A free, public, outdoor exhibition in an area with high foot traffic seemed like the best opportunity to do this. After a lot of scouting, the city released information about the Third Street location with a designer to find developers. With the help of city commissioners and employees, I was able to present my idea to the City Commission, which agreed to let me use the space until the end of the year. The Third Street location is the main thoroughfare through the Nelson neighborhood, linking the downtown to the rest of the community, and as such has a high amount of foot traffic, not just from local neighbors but also from visitors to the eateries and other shops of the street. Third Street is also a stone's throw away from The Lemonade Stand of Muskegon’s front door. Finally, the costs of printing and installation were covered by the Nelson Neighborhood Improvement Association.

Eight of Pat ApPaul's photos are on display in downtown Muskegon through the end of the year.

TL: Tell us about your background. How long have you lived in Muskegon and what brought you to the community? How did you become a documentary photographer?

PA: I'm originally from South Wales in the U.K. My wife and I came to Muskegon in 2015. I grew up and have always lived in or around big towns and cities. South Wales in the U.K. has seen its fair share of boom and bust economics, beginning with the collapse of the coal mining industry in the '80s and the steady decline of the steel industry ever since. Muskegon reminded me a lot of home, some of the attitudes, the history, the pride seemed very similar, yet also very alien at the same time. 

I was gifted a camera for my 18th birthday. I always had a creative urge, but was not a great musician and never had the patience to draw or paint. The camera created an opportunity to be able to create from what was already in front of me; it provided me a way to frame and present what I was seeing in a new and creative way. Shortly after that, I studied media production and photography at university, and since then I have been using the camera as a way to explore and ask questions of the world around me. 

I see documentary photography as a way for me to delve deeply into a topic that I do not understand, to connect with people who I would not necessarily meet in my everyday life, and to go places I may have no reason to be. I am specifically interested in communities that sit on the margins of society, people who the world has seemingly forgotten or ignored, people who do not easily fit into the society we live within.

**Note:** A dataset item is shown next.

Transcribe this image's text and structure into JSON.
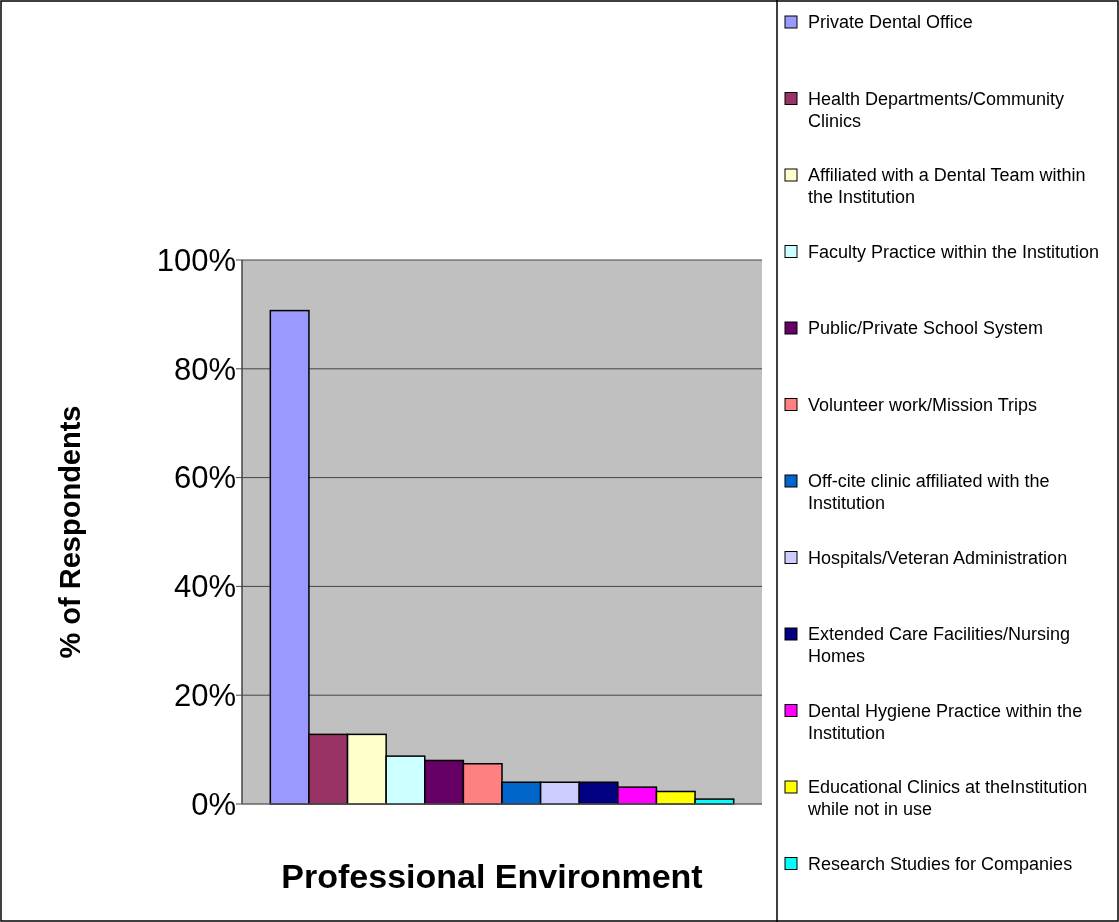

The privilege of then being able to present these projects to the world is a bonus, but I hope I can at least stir some questions in other people's minds, about the world around them and how they see and interact with it.


TL:  What's been the response to your work from the community?

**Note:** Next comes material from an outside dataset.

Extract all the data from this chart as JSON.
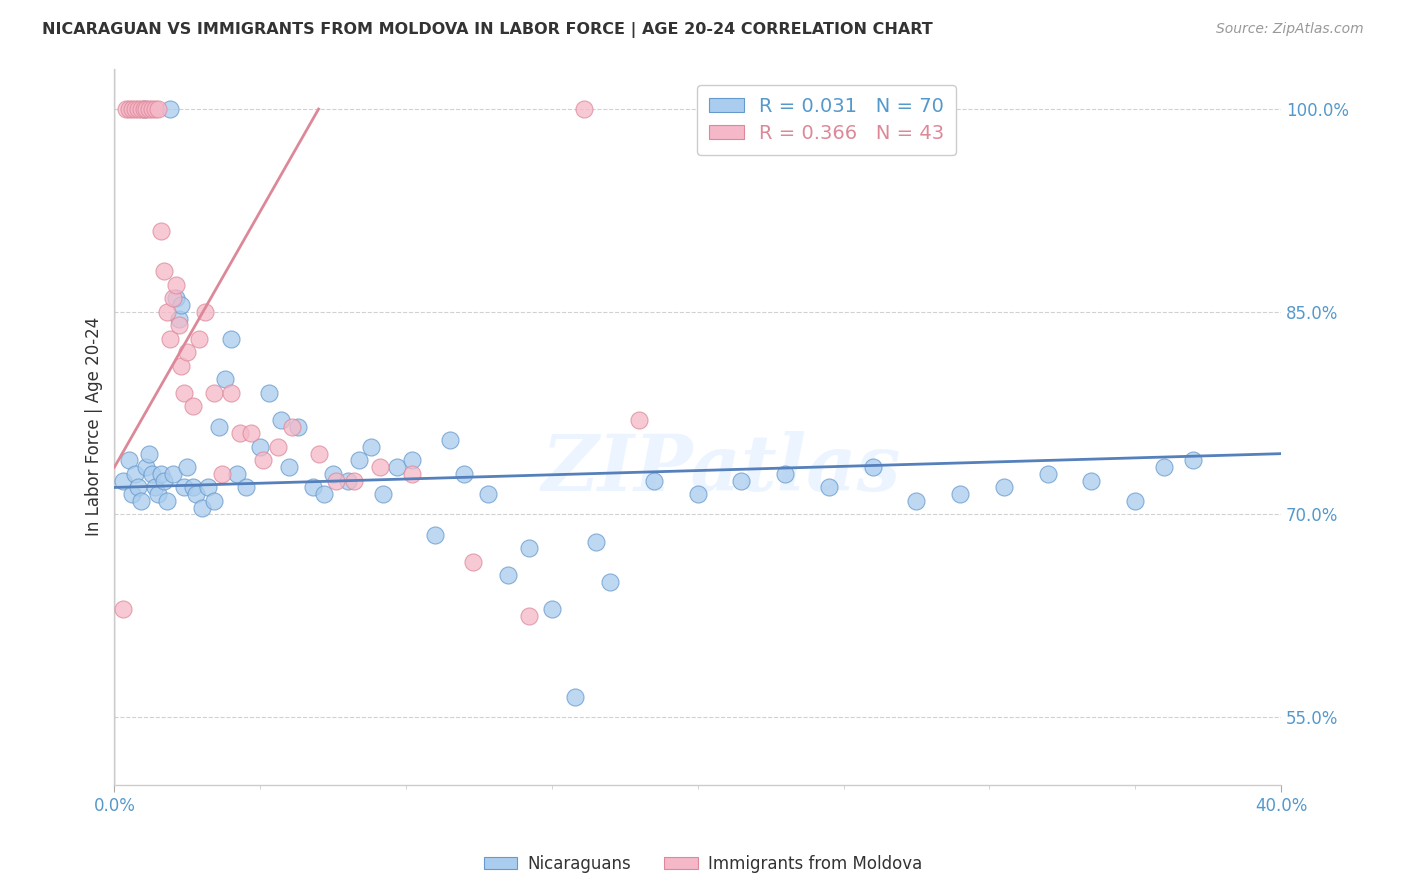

PA: So far the community reception has been really good. A lot of people have approached me commenting on specific images or noting that they never knew such a place as The Lemonade Stand existed. I pass by the exhibition daily and often see people interacting with the exhibition. I've had great feedback from some of the business owners on Third Street as well as city commissioners and the mayor.

TL: How have the participants of the Lemonade Stand reacted to your work?

The Lemonade Stand members have always been supportive of “The Stand” project from the beginning. It's been an honor to work with them and help amplify their voices. As I have gone through the project with them, sharing images and audio, their response has always been one of joy and support. Members have often shared that they are happy to be involved with the project if it means others can know about The Lemonade Stand of Muskegon and know that they are not struggling alone in their lives, that there is support and community out there for them. It has been an honor to do this project with them.